Mage is an open-source data management platform that helps you clean data and prepare it for training AI/ML models.

What does this do?

The current version of Mage includes a data cleaning UI tool that can run locally on your laptop or can be hosted in your own cloud environment.

Why should I use it?

Using a data cleaning tool enables you to quickly visualize data quality issues, easily fix them, and create repeatable data cleaning pipelines that can be used in production environments (e.g. online re-training, inference, etc).

Table of contents

  1. Quick start
  2. Features
  3. Roadmap
  4. Contributing
  5. Community

Quick start

Install library

$ pip install mage-ai

Launch tool

Load your data, connect it to Mage, and launch the tool locally.

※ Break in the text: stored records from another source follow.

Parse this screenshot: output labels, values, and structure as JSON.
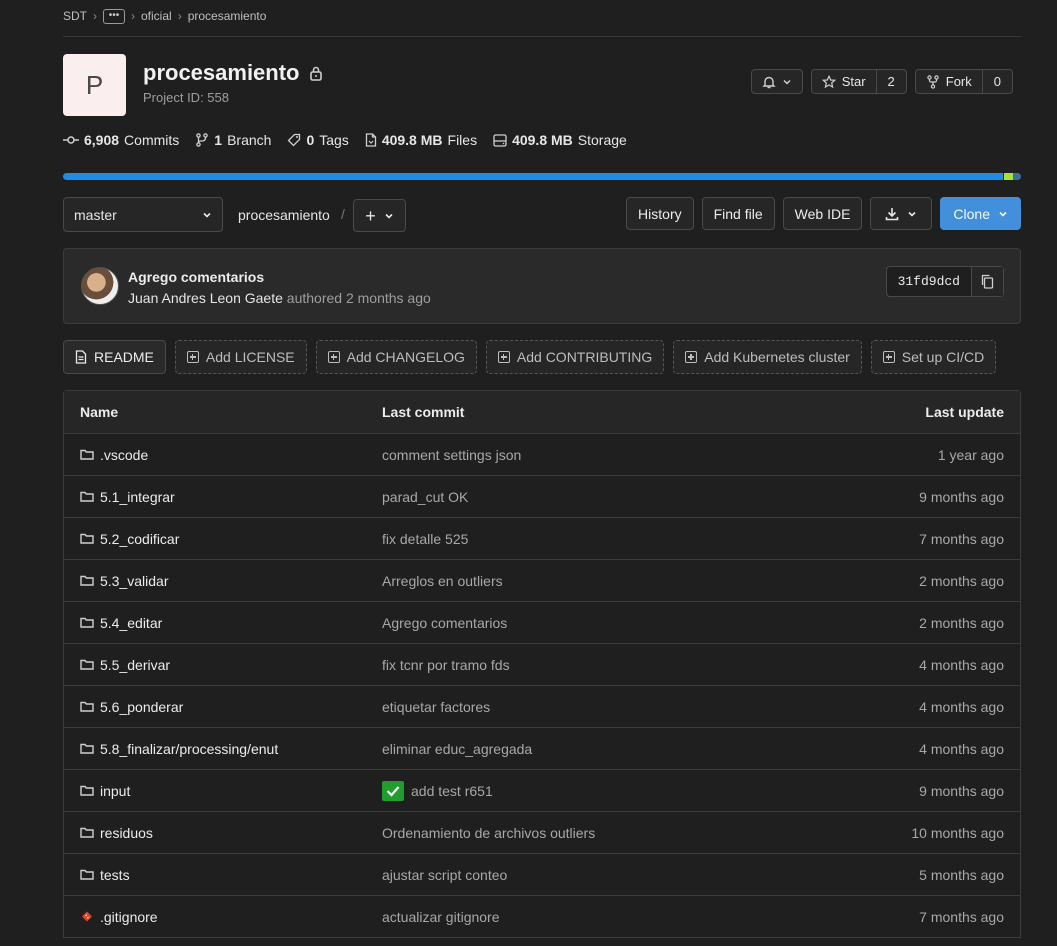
{
  "breadcrumb": {
    "root": "SDT",
    "ellipsis": "•••",
    "group": "oficial",
    "project": "procesamiento"
  },
  "project": {
    "avatar_letter": "P",
    "name": "procesamiento",
    "id_text": "Project ID: 558"
  },
  "header_buttons": {
    "star_label": "Star",
    "star_count": "2",
    "fork_label": "Fork",
    "fork_count": "0"
  },
  "stats": {
    "commits_count": "6,908",
    "commits_label": "Commits",
    "branch_count": "1",
    "branch_label": "Branch",
    "tags_count": "0",
    "tags_label": "Tags",
    "files_size": "409.8 MB",
    "files_label": "Files",
    "storage_size": "409.8 MB",
    "storage_label": "Storage"
  },
  "language_bar_colors": [
    "#1f8ce6",
    "#a6e22e",
    "#3b6fa3"
  ],
  "branch": {
    "selected": "master",
    "path": "procesamiento",
    "path_sep": "/",
    "add_symbol": "+"
  },
  "actions": {
    "history": "History",
    "find_file": "Find file",
    "web_ide": "Web IDE",
    "clone": "Clone"
  },
  "last_commit": {
    "message": "Agrego comentarios",
    "author": "Juan Andres Leon Gaete",
    "authored": "authored 2 months ago",
    "sha": "31fd9dcd"
  },
  "quick_actions": [
    "README",
    "Add LICENSE",
    "Add CHANGELOG",
    "Add CONTRIBUTING",
    "Add Kubernetes cluster",
    "Set up CI/CD"
  ],
  "table": {
    "headers": {
      "name": "Name",
      "last_commit": "Last commit",
      "last_update": "Last update"
    },
    "rows": [
      {
        "name": ".vscode",
        "type": "folder",
        "commit": "comment settings json",
        "update": "1 year ago"
      },
      {
        "name": "5.1_integrar",
        "type": "folder",
        "commit": "parad_cut OK",
        "update": "9 months ago"
      },
      {
        "name": "5.2_codificar",
        "type": "folder",
        "commit": "fix detalle 525",
        "update": "7 months ago"
      },
      {
        "name": "5.3_validar",
        "type": "folder",
        "commit": "Arreglos en outliers",
        "update": "2 months ago"
      },
      {
        "name": "5.4_editar",
        "type": "folder",
        "commit": "Agrego comentarios",
        "update": "2 months ago"
      },
      {
        "name": "5.5_derivar",
        "type": "folder",
        "commit": "fix tcnr por tramo fds",
        "update": "4 months ago"
      },
      {
        "name": "5.6_ponderar",
        "type": "folder",
        "commit": "etiquetar factores",
        "update": "4 months ago"
      },
      {
        "name": "5.8_finalizar/processing/enut",
        "type": "folder",
        "commit": "eliminar educ_agregada",
        "update": "4 months ago"
      },
      {
        "name": "input",
        "type": "folder",
        "commit": "add test r651",
        "update": "9 months ago",
        "commit_icon": "check-icon"
      },
      {
        "name": "residuos",
        "type": "folder",
        "commit": "Ordenamiento de archivos outliers",
        "update": "10 months ago"
      },
      {
        "name": "tests",
        "type": "folder",
        "commit": "ajustar script conteo",
        "update": "5 months ago"
      },
      {
        "name": ".gitignore",
        "type": "git-file",
        "commit": "actualizar gitignore",
        "update": "7 months ago"
      }
    ]
  }
}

From anywhere you can execute Python code (e.g. terminal, Jupyter notebook, etc.), run the following:

import mage_ai
import pandas as pd


df = pd.read_csv('/path_to_data')
mage_ai.connect_data(df, name='name_of_dataset')
mage_ai.launch()

Open http://localhost:5000 in your browser to access the tool locally.

To stop the tool, run this command: mage_ai.kill()

Cleaning data

After building a data cleaning pipeline from the UI, you can clean your data anywhere you can execute Python code:

import mage_ai
import pandas as pd


df = pd.read_csv('/path_to_data')

# Option 1: Clean with pipeline uuid
df_cleaned = mage_ai.clean(df, pipeline_uuid='uuid_of_cleaning_pipeline')

# Option 2: Clean with pipeline config directory path
df_cleaned = mage_ai.clean(df, pipeline_config_path='/path_to_pipeline_config_dir')

Demo video (2 min)

Mage quick start demo

More resources

Features

  1. Data visualizations
  2. Reports
  3. Cleaning actions
  4. Data cleaning suggestions

Data visualizations

Inspect your data using different charts (e.g. time series, bar chart, box plot, etc.).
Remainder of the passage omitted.